Enhancing Clinical Diagnosis With Convolutional Neural Networks: Developing High-Accuracy Deep Learning Models for Differentiating Thoracic Pathologies
Kartik K. Goswami1, Nathaniel Tak2, Arnav Wadhawan1, Alec B. Landau2, Jashandeep Bajaj3, Jaskarn Sahni1, Zahid Iqbal4, Sami Abedin5
1. College of Medicine, California Northstate University, Elk Grove, USA 2. Medicine, Midwestern University Arizona College of Osteopathic Medicine, Glendale, USA 3. School of Medicine, Wayne State University, Detroit, USA 4. Internal Medicine, California Northstate University College of Medicine, Elk Grove, USA 5. Radiology and Nuclear Medicine, Veterans Affairs (VA) Northern California Healthcare System, Mather, USA
Background: The use of computational technology in medicine has allowed for an increase in the accuracy of clinical diagnosis, reducing errors through additional layers of oversight. Artificial intelligence technologies present the potential to further augment and expedite the accuracy, quality, and efficiency at which diagnosis can be made when used as an adjunctive tool. Such techniques, if found to be accurate and reliable in their diagnostic acuity, can be implemented to foster better clinical decision-making, improving patient quality of care while reducing healthcare costs.
Methodology: This study implemented convolution neural networks to develop a deep learning model capable of differentiating normal chest X-rays from those indicating pneumonia, tuberculosis, cardiomegaly, and COVID-19. There were 3,063 normal chest X-rays, 3,098 pneumonia chest X-rays, 2,920 COVID-19 chest X-rays, 2,214 chest X-rays, and 554 tuberculosis chest X-rays from Kaggle that were used for training and validation.

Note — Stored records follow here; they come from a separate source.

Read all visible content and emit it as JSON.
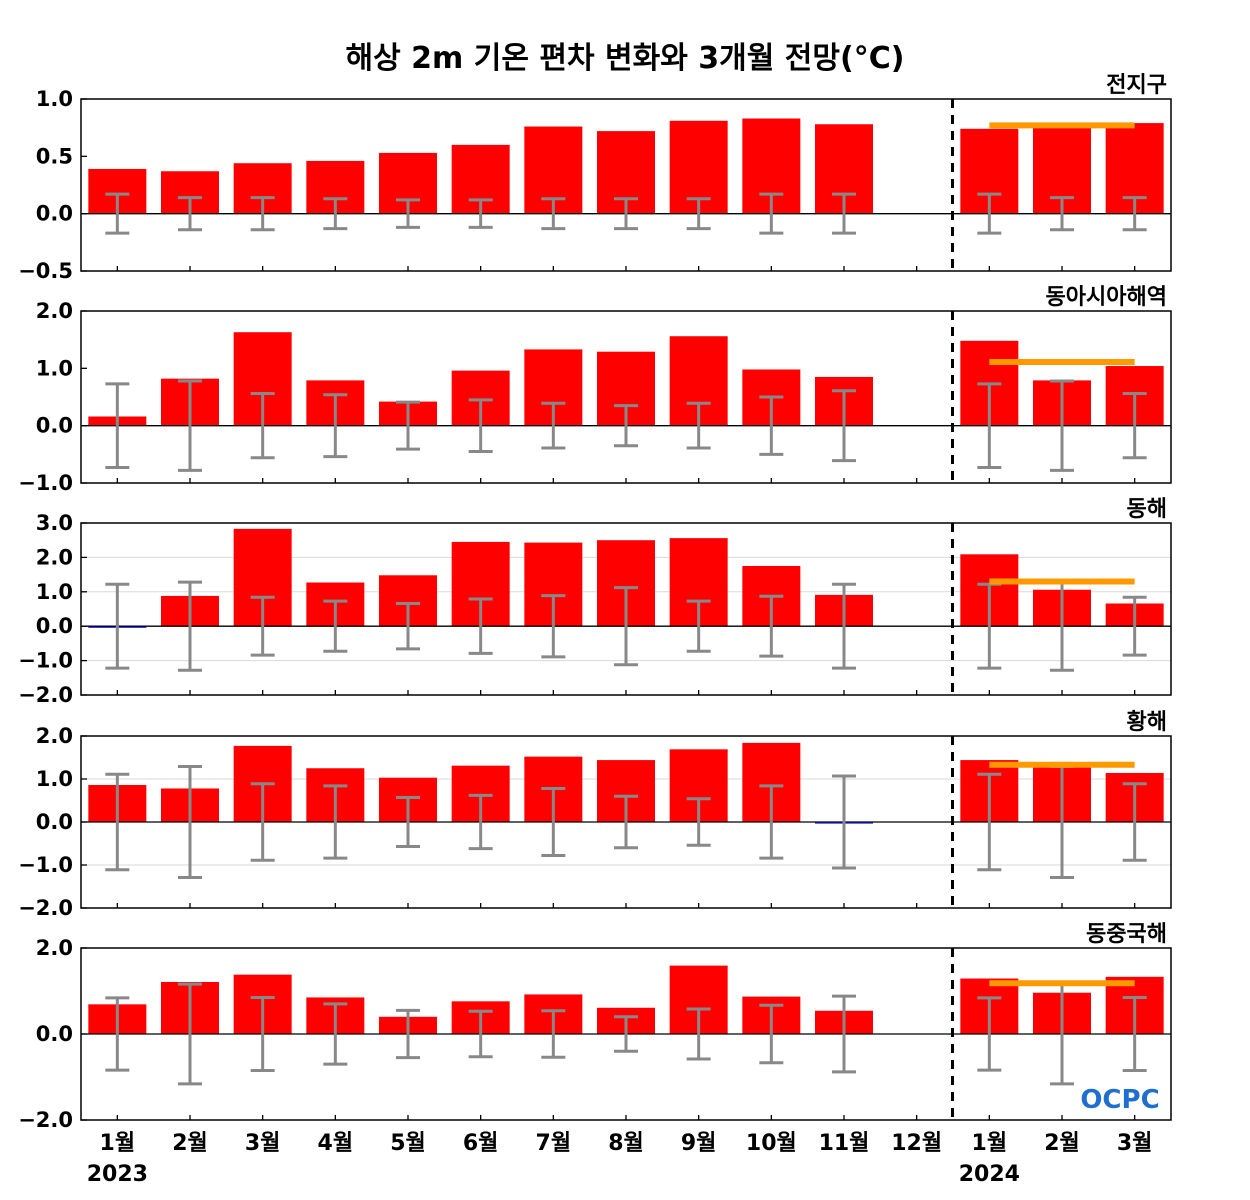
{
  "title": "해상 2m 기온 편차 변화와 3개월 전망(°C)",
  "logo_text": "OCPC",
  "colors": {
    "bar": "#ff0000",
    "negative_bar": "#3a3aff",
    "error_bar": "#888888",
    "forecast_line": "#ff9900",
    "divider": "#000000",
    "grid": "#d9d9d9",
    "logo": "#1f6fd1"
  },
  "chart_data": {
    "type": "bar",
    "categories": [
      "1월",
      "2월",
      "3월",
      "4월",
      "5월",
      "6월",
      "7월",
      "8월",
      "9월",
      "10월",
      "11월",
      "12월",
      "1월",
      "2월",
      "3월"
    ],
    "year_labels": [
      {
        "category_index": 0,
        "text": "2023"
      },
      {
        "category_index": 12,
        "text": "2024"
      }
    ],
    "divider_between": [
      11,
      12
    ],
    "panels": [
      {
        "name": "전지구",
        "ylim": [
          -0.5,
          1.0
        ],
        "yticks": [
          -0.5,
          0.0,
          0.5,
          1.0
        ],
        "ytick_labels": [
          "−0.5",
          "0.0",
          "0.5",
          "1.0"
        ],
        "gridlines": [],
        "values": [
          0.39,
          0.37,
          0.44,
          0.46,
          0.53,
          0.6,
          0.76,
          0.72,
          0.81,
          0.83,
          0.78,
          0.0,
          0.74,
          0.78,
          0.79
        ],
        "error_bars": [
          0.17,
          0.14,
          0.14,
          0.13,
          0.12,
          0.12,
          0.13,
          0.13,
          0.13,
          0.17,
          0.17,
          null,
          0.17,
          0.14,
          0.14
        ],
        "forecast_mean": 0.77
      },
      {
        "name": "동아시아해역",
        "ylim": [
          -1.0,
          2.0
        ],
        "yticks": [
          -1.0,
          0.0,
          1.0,
          2.0
        ],
        "ytick_labels": [
          "−1.0",
          "0.0",
          "1.0",
          "2.0"
        ],
        "gridlines": [],
        "values": [
          0.16,
          0.82,
          1.63,
          0.79,
          0.42,
          0.96,
          1.33,
          1.29,
          1.56,
          0.98,
          0.85,
          0.0,
          1.48,
          0.79,
          1.04
        ],
        "error_bars": [
          0.73,
          0.78,
          0.56,
          0.54,
          0.41,
          0.45,
          0.39,
          0.35,
          0.39,
          0.5,
          0.61,
          null,
          0.73,
          0.78,
          0.56
        ],
        "forecast_mean": 1.11
      },
      {
        "name": "동해",
        "ylim": [
          -2.0,
          3.0
        ],
        "yticks": [
          -2.0,
          -1.0,
          0.0,
          1.0,
          2.0,
          3.0
        ],
        "ytick_labels": [
          "−2.0",
          "−1.0",
          "0.0",
          "1.0",
          "2.0",
          "3.0"
        ],
        "gridlines": [
          -1.0,
          1.0,
          2.0
        ],
        "values": [
          -0.03,
          0.88,
          2.83,
          1.27,
          1.48,
          2.45,
          2.43,
          2.5,
          2.56,
          1.75,
          0.91,
          0.0,
          2.09,
          1.06,
          0.66
        ],
        "error_bars": [
          1.22,
          1.28,
          0.84,
          0.73,
          0.66,
          0.79,
          0.89,
          1.12,
          0.73,
          0.87,
          1.22,
          null,
          1.22,
          1.28,
          0.84
        ],
        "forecast_mean": 1.3
      },
      {
        "name": "황해",
        "ylim": [
          -2.0,
          2.0
        ],
        "yticks": [
          -2.0,
          -1.0,
          0.0,
          1.0,
          2.0
        ],
        "ytick_labels": [
          "−2.0",
          "−1.0",
          "0.0",
          "1.0",
          "2.0"
        ],
        "gridlines": [
          -1.0,
          1.0
        ],
        "values": [
          0.86,
          0.78,
          1.77,
          1.25,
          1.03,
          1.31,
          1.52,
          1.44,
          1.69,
          1.84,
          -0.03,
          0.0,
          1.44,
          1.32,
          1.14
        ],
        "error_bars": [
          1.11,
          1.29,
          0.89,
          0.84,
          0.57,
          0.62,
          0.78,
          0.6,
          0.54,
          0.84,
          1.07,
          null,
          1.11,
          1.29,
          0.89
        ],
        "forecast_mean": 1.33
      },
      {
        "name": "동중국해",
        "ylim": [
          -2.0,
          2.0
        ],
        "yticks": [
          -2.0,
          0.0,
          2.0
        ],
        "ytick_labels": [
          "−2.0",
          "0.0",
          "2.0"
        ],
        "gridlines": [],
        "values": [
          0.69,
          1.21,
          1.38,
          0.85,
          0.4,
          0.76,
          0.92,
          0.61,
          1.59,
          0.87,
          0.54,
          0.0,
          1.29,
          0.96,
          1.33
        ],
        "error_bars": [
          0.84,
          1.16,
          0.85,
          0.7,
          0.55,
          0.53,
          0.54,
          0.4,
          0.58,
          0.67,
          0.88,
          null,
          0.84,
          1.16,
          0.85
        ],
        "forecast_mean": 1.18
      }
    ]
  }
}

The model was trained to recognize patterns within the chest X-rays to efficiently recognize these diseases within patients to be treated on time.
Results: The results indicated a success rate of 98.34% incorrect detections, exemplifying a high degree of accuracy. There are limitations to this study. Training models require hundreds to thousands of samples, and due to potential variability in image scanning equipment and techniques from which the images are sourced, the model could have learned to interpret external noise and unintended details which can adversely impact accuracy.
Conclusions: Further studies that implement more universal database-sourced images with similar image scanning techniques, assess diverse but related medical conditions, and the utilization of repeat trials can help assess the reliability of the model. These results highlight the potential of machine learning algorithms for disease detection with chest X-rays.